Вилли по непонятной причине отказался помогать Барбаре с немецким языком.
Суденышко сбавило ход. Пирс выпустил веревку и плыл теперь дальше, к утесу, которым отвесно обрывалось в море восточное окончание «Красной вышки». Дьюкейн, будто избавясь от легкого бесовского наваждения, вздохнул свободней.
— Внутрь не заплывай, слышишь, Пирс? — крикнула Кейт вдогонку пловцу.
— Ладно, не буду.
— Это Ганнерова пещера, — сказала Кейт, указывая на темную полосу у основания утеса. — Сейчас, должно быть, отлив.
— Да, вы рассказывали, — сказал Дьюкейн. — Вход обнажается только при отливе.
— На меня она жуть наводит. Я напридумывала себе, что там полно утопленников, которые проникли внутрь в поисках сокровищ, а обратно море их не выпустило.
— Поворачиваем назад, — сказал Дьюкейн, поежась.
Ритмично подгребая руками, он повел ялик по клейкой блистающей глади. Кейт подвинулась немного, и промежуток между ее и его ногой сомкнулся. Они взглянули друг на друга, испытующе, взволнованно…
Глава двенадцатая
— А почему Шекспир не написал ни одной пьесы про Мерлина? — спросила Генриетта.
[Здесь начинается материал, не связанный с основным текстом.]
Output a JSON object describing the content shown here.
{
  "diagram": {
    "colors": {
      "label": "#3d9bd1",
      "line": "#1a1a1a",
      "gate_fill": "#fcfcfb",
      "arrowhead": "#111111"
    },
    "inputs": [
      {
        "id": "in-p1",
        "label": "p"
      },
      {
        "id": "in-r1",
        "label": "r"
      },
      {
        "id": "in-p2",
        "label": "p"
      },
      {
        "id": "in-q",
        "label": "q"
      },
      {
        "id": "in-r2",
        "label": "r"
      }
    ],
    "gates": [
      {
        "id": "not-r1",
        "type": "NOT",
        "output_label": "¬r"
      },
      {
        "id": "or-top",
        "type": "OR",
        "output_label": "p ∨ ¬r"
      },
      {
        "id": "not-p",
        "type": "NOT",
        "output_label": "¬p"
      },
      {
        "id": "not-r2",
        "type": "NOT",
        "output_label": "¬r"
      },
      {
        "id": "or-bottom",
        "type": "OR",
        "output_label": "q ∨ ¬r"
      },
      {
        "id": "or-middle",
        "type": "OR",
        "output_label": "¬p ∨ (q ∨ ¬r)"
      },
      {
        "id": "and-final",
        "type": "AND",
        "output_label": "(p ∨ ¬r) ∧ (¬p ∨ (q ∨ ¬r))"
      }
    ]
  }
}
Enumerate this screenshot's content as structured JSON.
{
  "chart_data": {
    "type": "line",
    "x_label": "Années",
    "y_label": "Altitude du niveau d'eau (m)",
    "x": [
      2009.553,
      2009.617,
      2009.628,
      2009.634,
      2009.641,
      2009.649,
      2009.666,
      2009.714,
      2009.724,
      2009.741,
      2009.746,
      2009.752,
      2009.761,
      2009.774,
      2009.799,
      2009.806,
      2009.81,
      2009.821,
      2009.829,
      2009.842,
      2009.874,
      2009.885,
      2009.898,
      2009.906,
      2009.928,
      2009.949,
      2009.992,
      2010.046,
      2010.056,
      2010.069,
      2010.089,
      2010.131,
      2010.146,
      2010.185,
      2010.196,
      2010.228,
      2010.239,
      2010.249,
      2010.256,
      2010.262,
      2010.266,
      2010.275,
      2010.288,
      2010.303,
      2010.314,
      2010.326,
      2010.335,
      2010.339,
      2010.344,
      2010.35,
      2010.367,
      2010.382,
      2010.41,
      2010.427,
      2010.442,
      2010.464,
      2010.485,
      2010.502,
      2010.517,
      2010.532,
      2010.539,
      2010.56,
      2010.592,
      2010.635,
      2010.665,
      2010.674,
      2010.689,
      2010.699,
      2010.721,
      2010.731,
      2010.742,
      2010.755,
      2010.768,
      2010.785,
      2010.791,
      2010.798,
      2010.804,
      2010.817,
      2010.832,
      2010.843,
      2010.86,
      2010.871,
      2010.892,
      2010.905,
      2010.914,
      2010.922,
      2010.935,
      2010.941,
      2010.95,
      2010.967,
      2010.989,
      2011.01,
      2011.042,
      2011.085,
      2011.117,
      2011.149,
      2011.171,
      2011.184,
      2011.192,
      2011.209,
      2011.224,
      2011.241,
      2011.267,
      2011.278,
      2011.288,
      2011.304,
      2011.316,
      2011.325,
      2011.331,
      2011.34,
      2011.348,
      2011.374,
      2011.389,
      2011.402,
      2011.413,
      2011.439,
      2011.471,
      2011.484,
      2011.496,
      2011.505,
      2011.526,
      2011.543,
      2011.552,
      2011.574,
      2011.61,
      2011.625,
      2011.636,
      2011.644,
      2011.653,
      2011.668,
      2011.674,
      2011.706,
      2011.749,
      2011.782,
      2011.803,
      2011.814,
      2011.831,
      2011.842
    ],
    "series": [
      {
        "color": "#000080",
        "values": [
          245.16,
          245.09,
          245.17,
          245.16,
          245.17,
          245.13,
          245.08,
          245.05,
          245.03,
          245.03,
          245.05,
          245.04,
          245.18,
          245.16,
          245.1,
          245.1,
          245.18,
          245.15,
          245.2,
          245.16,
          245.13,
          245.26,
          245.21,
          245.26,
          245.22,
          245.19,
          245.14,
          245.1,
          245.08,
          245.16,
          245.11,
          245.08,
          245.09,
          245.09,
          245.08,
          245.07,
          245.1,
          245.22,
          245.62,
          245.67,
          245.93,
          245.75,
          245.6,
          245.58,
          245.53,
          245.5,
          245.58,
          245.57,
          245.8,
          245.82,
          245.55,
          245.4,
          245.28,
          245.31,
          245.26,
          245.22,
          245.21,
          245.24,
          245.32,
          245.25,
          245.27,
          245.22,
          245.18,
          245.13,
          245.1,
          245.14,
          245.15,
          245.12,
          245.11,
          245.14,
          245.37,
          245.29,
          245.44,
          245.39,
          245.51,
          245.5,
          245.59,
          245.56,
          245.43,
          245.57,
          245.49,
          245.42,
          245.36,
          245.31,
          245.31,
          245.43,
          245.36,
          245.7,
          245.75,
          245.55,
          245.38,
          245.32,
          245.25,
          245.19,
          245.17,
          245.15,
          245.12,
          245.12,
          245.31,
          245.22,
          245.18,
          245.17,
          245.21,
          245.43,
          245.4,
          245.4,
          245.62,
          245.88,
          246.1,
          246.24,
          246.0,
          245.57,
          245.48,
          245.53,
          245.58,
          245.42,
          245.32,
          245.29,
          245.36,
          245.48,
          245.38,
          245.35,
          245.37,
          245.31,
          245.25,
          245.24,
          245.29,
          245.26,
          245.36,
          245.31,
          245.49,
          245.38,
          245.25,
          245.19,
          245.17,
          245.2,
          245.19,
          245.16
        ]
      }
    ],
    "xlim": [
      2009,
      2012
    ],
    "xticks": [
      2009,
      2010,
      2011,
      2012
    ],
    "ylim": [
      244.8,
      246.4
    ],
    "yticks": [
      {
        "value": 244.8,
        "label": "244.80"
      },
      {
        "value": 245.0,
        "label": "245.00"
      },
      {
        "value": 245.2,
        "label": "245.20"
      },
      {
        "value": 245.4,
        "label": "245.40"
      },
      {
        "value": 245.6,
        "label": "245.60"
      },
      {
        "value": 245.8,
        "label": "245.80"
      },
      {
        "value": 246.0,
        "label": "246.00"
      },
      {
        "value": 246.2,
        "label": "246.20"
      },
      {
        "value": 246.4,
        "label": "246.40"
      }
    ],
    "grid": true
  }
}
— Потому что Шекспир и есть Мерлин, — отозвался дядя Тео.
— Я тоже часто задавалась этим вопросом, — сказала Пола. — Почему он ни разу не использовал легенды про короля Артура?
— Я, кажется, знаю, — сказала Мэри.
Все умолкли. Мэри замялась. Она была уверена, что знает, но это вдруг оказалось очень трудно изложить словами.
— Почему же? — спросил ее Джон Дьюкейн с ободряющей улыбкой.